The writer says the lack of traffic noises adds to the eerie atmosphere in the city that has all but shut down. Picture: Supplied

I am cautious of people and what the consequence of just being near them might be. I am terrified of sneezing or coughing in case I get quarantined and placed with people who are truly sick in hospitals that are overcrowded. 

I have always considered myself strong emotionally and I try and keep myself busy and keep my mind focused, but then I find new statistics on what the virus is doing and break down in tears. 

Not being able to speak the language has also played a part in the feeling of isolation; I cannot even go across the hall and ask my neighbour for some milk. I have felt like the walls are closing in on me, despite never having suffered from claustrophobia before. 

The fear of contamination; or just simply the feeling of being trapped; is a constant companion. Being suspended in the epicentre of this crisis leaves me feeling very vulnerable and stressed. 

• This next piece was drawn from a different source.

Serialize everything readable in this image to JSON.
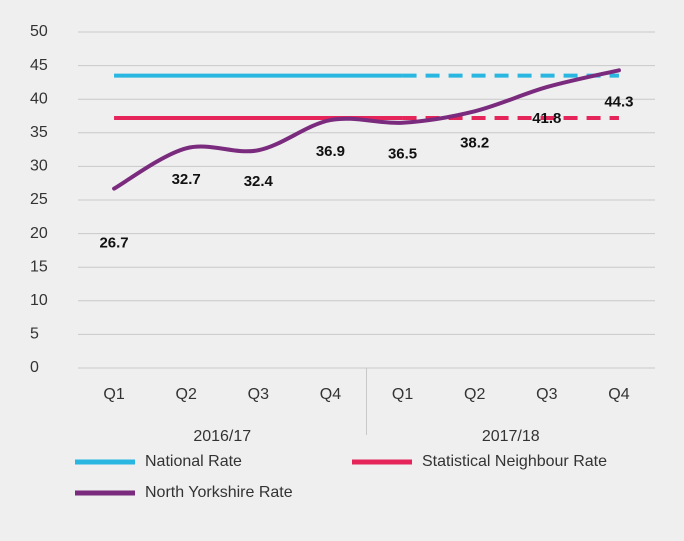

I am fortunate enough to have colleagues that live in the same building as me, but there are expats out there that don’t, or who live in isolated areas and need to struggle daily with these emotions by themselves. I am also fortunate to work for an amazing company that had one of their own members of staff, a local, deliver surgical masks and food to us at the risk of getting sick. 

This is not the case for everyone. They are forced to put themselves at risk to go out to find an open shop where they can get fresh produce, or even just a packet of 2-minute noodles. Deliveries of medical and food supplies into the city are limited, and home grocery deliveries currently take 3-4 days. 

Right now, the South Africans trapped in Wuhan are asking everyone for assistance to get us out. For me personally, it’s not because I don’t believe the various governments involved in the crisis are doing all they can to contain and control the spread of the virus. Nor do I think my own government is not doing all it can to get South Africans in the epicentre out. 

To put it simply, I am a just 24-year-old girl that really wants to hug her mother.